Le surlendemain ce fut de même, ainsi que les jours suivants.
De fraîche et rose qu’elle était, l’infortunée fillette devint promptement maigre comme un hareng.
De plus, ses doigts, sa main, son bras enflèrent, et elle ne put bientôt plus s’en servir.
Ses frères lui demandèrent souvent ce qu’elle avait, mais elle répondit toujours invariablement : « Ce n’est rien. Je me suis coupée en taillant le pain de la soupe ; mais je suis presque guérie. »
Il arriva cependant qu’un matin la pauvre enfant ne put passer sa main par le trou, tellement elle était enflée.
L’ogre fut obligé d’avancer la tête à l’intérieur de la maison pour arriver à ses fins.
Les bûcherons s’alarmèrent de l’état de santé de leur sœur et finirent, à force de questions, par connaître la vérité.

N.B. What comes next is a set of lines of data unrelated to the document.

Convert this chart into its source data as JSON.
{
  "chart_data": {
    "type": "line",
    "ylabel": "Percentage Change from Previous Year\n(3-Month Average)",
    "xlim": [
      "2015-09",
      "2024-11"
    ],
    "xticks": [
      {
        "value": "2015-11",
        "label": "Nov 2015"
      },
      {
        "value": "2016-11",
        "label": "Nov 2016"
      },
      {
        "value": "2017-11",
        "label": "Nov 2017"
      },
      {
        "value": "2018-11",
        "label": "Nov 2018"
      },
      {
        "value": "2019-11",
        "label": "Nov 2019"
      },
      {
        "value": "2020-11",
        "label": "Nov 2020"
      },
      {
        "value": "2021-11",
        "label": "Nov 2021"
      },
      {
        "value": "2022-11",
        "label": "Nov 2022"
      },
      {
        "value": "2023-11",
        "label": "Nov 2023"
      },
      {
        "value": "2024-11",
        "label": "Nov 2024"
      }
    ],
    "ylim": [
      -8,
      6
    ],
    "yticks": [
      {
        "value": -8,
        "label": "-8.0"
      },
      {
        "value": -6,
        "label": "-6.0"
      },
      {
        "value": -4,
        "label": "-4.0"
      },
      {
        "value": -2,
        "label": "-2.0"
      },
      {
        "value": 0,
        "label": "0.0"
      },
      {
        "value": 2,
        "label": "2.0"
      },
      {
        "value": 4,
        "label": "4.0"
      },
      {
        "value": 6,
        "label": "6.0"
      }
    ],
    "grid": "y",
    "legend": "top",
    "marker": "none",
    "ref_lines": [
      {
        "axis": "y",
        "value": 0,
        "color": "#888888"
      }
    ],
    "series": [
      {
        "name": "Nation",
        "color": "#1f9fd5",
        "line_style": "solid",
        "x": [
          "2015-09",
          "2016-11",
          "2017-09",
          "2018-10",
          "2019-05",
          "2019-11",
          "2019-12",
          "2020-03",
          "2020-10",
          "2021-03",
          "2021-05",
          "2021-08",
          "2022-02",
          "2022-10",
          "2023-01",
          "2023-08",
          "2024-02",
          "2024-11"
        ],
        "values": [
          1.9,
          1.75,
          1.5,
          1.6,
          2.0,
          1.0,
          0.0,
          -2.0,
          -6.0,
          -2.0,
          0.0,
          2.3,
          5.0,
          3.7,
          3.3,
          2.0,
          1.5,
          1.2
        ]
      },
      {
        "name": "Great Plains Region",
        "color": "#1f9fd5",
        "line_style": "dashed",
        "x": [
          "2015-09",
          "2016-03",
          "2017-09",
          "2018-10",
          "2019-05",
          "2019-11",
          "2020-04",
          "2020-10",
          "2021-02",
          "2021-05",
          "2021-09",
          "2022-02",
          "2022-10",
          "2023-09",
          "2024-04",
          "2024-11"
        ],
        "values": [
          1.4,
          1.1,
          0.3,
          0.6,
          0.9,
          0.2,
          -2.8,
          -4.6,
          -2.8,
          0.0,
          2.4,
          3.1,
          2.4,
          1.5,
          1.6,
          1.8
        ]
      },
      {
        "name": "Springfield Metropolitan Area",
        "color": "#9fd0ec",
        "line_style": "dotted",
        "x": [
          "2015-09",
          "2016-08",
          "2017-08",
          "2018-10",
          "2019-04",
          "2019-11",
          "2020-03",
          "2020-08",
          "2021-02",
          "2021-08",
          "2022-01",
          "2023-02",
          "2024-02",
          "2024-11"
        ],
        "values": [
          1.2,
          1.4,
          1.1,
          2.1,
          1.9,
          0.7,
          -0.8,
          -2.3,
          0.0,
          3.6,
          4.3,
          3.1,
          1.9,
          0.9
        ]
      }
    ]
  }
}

Après s’être bien consultés, ils décidèrent que le lendemain matin, lorsque le monstre viendrait pour sucer le doigt de Désirée, ils se cacheraient, armés de haches, des deux côtés de la porte, et lui abattraient la tête.
En effet, le lendemain, l’ogre arriva comme de coutume, frappa à la porte de la cabane et avança la tête comme il avait fait la veille. Aussitôt les haches s’abattirent et lui coupèrent le cou.
Leur joie fut grande, à ces pauvres enfants, en se voyant pour toujours débarrassés du monstre qui désolait la contrée et faisait frémir d’effroi.